Video Subtitles

AdvisoryAudited by Static analysis on Apr 30, 2026.

Overview

No suspicious patterns detected.

Findings (0)

Artifact-based informational review of SKILL.md, metadata, install specs, static scan signals, and capability signals. ClawScan does not execute the skill or run runtime probes.

What this means

First run may download large files and install Python dependencies before transcription works.

Why it was flagged

The skill discloses that first use can fetch dependencies and large model files. This is expected for local Whisper-style transcription, but it means the user is trusting external package/model sources and using significant disk space.

Skill content
- **uv**: Python package manager (auto-installs dependencies); - **Models**: ~3GB each, auto-downloaded on first use
Recommendation

Install only if you are comfortable with uv-managed Python dependencies and model downloads; run it in an environment with enough disk space.

What this means

Existing output files with the same name could be replaced during subtitle burn/embed operations.

Why it was flagged

The script invokes ffmpeg to embed or burn subtitles, and the '-y' flag allows overwriting the selected output path.
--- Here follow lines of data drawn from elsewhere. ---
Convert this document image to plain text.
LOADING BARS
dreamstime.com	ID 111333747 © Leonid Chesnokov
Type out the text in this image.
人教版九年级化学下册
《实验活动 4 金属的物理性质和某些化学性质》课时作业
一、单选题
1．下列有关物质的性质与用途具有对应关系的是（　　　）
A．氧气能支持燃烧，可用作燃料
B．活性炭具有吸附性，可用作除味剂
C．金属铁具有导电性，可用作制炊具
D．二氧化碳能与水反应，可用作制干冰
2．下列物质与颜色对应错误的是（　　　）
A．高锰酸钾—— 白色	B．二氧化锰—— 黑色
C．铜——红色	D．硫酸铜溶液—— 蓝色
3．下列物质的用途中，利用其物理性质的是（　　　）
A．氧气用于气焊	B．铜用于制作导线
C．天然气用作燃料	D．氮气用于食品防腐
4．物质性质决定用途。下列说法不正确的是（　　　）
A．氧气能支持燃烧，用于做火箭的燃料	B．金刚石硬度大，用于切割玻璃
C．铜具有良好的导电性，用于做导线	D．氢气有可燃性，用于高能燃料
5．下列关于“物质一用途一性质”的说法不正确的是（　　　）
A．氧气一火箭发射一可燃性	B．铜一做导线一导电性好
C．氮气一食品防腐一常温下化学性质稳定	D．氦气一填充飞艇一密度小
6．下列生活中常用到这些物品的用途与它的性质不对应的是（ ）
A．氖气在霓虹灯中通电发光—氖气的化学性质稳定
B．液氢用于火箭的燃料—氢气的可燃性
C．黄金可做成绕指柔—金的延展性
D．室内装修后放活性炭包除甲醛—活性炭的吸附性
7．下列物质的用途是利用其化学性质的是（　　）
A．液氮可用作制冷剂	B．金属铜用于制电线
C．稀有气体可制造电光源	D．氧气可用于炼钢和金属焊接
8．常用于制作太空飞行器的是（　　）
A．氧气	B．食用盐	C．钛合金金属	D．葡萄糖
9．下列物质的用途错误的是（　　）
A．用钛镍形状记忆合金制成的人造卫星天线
This is purpose-aligned, but users should be aware it mutates local files.

Skill content
cmd = [ffmpeg_bin, '-y', '-i', video_path, ... output_path]; result = subprocess.run(cmd, capture_output=True, text=True)
Recommendation

Use explicit output paths you are comfortable overwriting and keep originals or backups of important media.

What this means

Subtitle text from private media may briefly exist in a predictable temporary file during processing.

Why it was flagged

Generated subtitle text is temporarily written to a fixed /tmp path before ffmpeg processing and then deleted. This is a normal implementation pattern for ffmpeg, but the fixed path can briefly expose or collide with subtitle content on shared systems.

Skill content
srt_path = "/tmp/subtitles_temp.srt"; with open(srt_path, 'w', encoding='utf-8') as f: f.write(srt_content)
Recommendation

Use the skill on trusted local machines and avoid parallel runs; maintainers should prefer a unique tempfile with restrictive permissions.